@Josh Haney You mentioned you want to be passive because you are working a W2. In my experience, turnkey rentals are not passive. As Scott mentioned - they "should" be "mostly" passive. In reality, unless you find a really high quality property manager - which is quite difficult - it won't be passive. I owned almost ten single family turnkey rentals in four different markets with 7 different properties managers and it was not passive at all. I spent most of my time managing the property manager - it was difficult and frustrating and very few of my properties ever cash-flowed as projected. Even if you find a great property manager - you still have to manage the asset which includes corresponding with the PM, addressing issues like vacancy and repairs, reading and reacting to reports, replacing tenants and all of the other issues that come up. I was fortunate that I owned these properties when asset values continued to rise, so although I didn't make money on cash flow, I did very well on appreciation. That will be much more difficult in the current market.
I am sure there are plenty of people who are successful at turnkey rentals, but most of the people I know that were in that space because they had W2's and wanted to be passive have changed strategies and now invest in real estate syndications.
The advantage of syndications is you effectively hire a professional asset manager that handles every aspect of managing the property - including handling the property manager. Your main job as an investor is to find and vet the operator/asset manager, research the asset class and market and analyze the deal.
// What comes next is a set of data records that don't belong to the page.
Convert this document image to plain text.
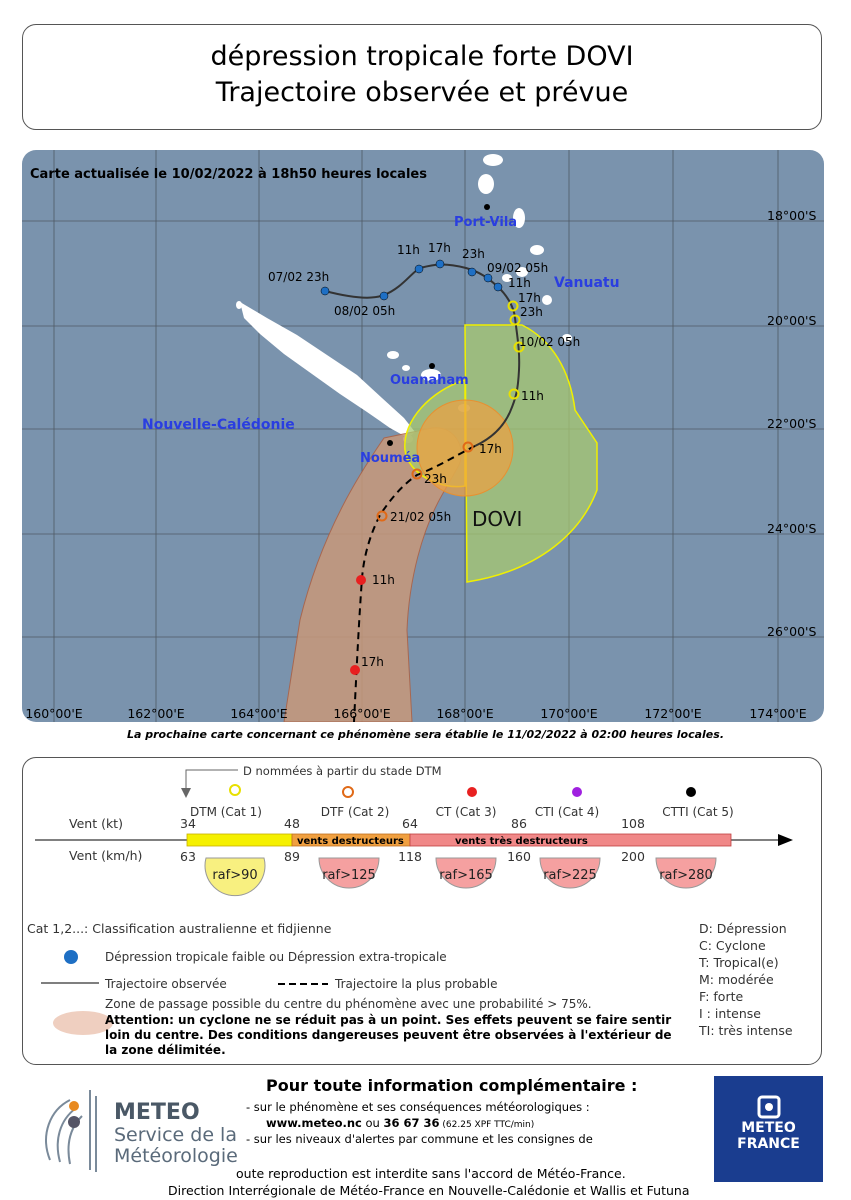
dépression tropicale forte DOVI
Trajectoire observée et prévue
Carte actualisée le 10/02/2022 à 18h50 heures locales
18°00'S
20°00'S
22°00'S
24°00'S
26°00'S
160°00'E	162°00'E	164°00'E	166°00'E	168°00'E	170°00'E	172°00'E	174°00'E
Port-Vila
Vanuatu
Ouanaham
Nouvelle-Calédonie
Nouméa
DOVI
07/02 23h
08/02 05h
11h 17h 23h
09/02 05h
11h
17h
23h
10/02 05h
11h
17h
23h
21/02 05h
11h
17h
La prochaine carte concernant ce phénomène sera établie le 11/02/2022 à 02:00 heures locales.
D nommées à partir du stade DTM
DTM (Cat 1)	DTF (Cat 2)	CT (Cat 3)	CTI (Cat 4)	CTTI (Cat 5)
vents destructeurs	vents très destructeurs
Vent (kt)
Vent (km/h)
34	48	64	86	108
63	89	118	160	200
raf>90	raf>125	raf>165	raf>225	raf>280
Cat 1,2...: Classification australienne et fidjienne
Dépression tropicale faible ou Dépression extra-tropicale
Trajectoire observée	Trajectoire la plus probable
Zone de passage possible du centre du phénomène avec une probabilité > 75%.
Attention: un cyclone ne se réduit pas à un point. Ses effets peuvent se faire sentir
loin du centre. Des conditions dangereuses peuvent être observées à l'extérieur de
la zone délimitée.
D: Dépression
C: Cyclone
T: Tropical(e)
M: modérée
F: forte
I : intense
TI: très intense
METEO
Service de la
Météorologie
Pour toute information complémentaire :
- sur le phénomène et ses conséquences météorologiques :
www.meteo.nc ou 36 67 36 (62.25 XPF TTC/min)
- sur les niveaux d'alertes par commune et les consignes de
oute reproduction est interdite sans l'accord de Météo-France.
Direction Interrégionale de Météo-France en Nouvelle-Calédonie et Wallis et Futuna
METEO
FRANCE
Once you make the investment your responsibilities are done - you just sit back and wait for distributions (hopefully!) and read the reports. In my experience, the returns of syndications outpace the returns of turnkey while costing much less time. There are many advantages to syndications - you can get exposure to many different asset classes without having to develop deep expertise, you can get into multiple different markets, you don't need to worry about obtaining bank financing, you can diversify easily by investing smaller amounts than a down payment on a rental property and you have a professional asset manager in charge of each of the assets you choose to invest in.
The major downsides of syndication investing is that these are long-term, illiquid investments that are completely out of your control. You don't (usually) get a say in when the asset is sold - it could be sold too early for you or too late. The operator can sell it before the initial estimated hold or long after. If you need cash and you own a rental property - you can sell, even if you lose money and get some capital back. If you own a syndication and need cash, you are most likely out of luck.
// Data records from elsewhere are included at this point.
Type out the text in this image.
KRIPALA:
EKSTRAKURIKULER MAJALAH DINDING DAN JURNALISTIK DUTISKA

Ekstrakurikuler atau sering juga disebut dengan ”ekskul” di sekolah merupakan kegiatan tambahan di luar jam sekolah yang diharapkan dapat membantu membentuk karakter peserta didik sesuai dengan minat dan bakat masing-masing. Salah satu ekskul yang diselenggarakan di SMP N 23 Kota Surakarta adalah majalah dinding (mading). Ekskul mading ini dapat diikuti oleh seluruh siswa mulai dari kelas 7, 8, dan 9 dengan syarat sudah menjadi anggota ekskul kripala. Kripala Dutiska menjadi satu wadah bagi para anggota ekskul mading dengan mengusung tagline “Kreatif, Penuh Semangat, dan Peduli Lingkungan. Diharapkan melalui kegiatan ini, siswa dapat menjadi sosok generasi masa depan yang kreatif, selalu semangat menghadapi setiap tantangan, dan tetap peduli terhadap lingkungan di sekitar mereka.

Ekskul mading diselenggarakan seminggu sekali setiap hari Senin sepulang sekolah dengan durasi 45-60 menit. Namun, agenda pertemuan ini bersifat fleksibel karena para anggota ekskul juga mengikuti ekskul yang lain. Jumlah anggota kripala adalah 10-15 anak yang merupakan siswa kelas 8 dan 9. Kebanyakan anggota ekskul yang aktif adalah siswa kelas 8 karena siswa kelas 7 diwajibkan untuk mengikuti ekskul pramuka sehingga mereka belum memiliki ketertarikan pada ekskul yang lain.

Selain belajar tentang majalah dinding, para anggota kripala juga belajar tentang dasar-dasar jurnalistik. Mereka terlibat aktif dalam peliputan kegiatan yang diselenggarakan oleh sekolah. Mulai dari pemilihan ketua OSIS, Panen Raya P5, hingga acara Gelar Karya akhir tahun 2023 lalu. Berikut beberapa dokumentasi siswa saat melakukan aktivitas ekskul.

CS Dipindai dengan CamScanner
I have done house flipping, single family turnkeys, small multi-family and syndications. For a passive investor, syndications have proven much more efficient for my time and for the returns earned. If you are buying rental real estate - turnkey, BRR or any other way - your success requires that you have some expertise that beats the others in your market. If you don't, your returns will suffer. With syndications, you don't need market specific or asset specific expertise. Of course, you will need to educate yourself in how to vet operators, research markets, learn about different asset classes and analyze deals - but your results will be driven by professional asset managers that have full time jobs in their markets and asset classes and it is hard for an investor to beat these professionals.
If you are set on investing in turnkeys - go for it! I encourage you to look into syndications as well because they are designed for people like you - working a day job and wanting to invest passively in real estate! Good luck!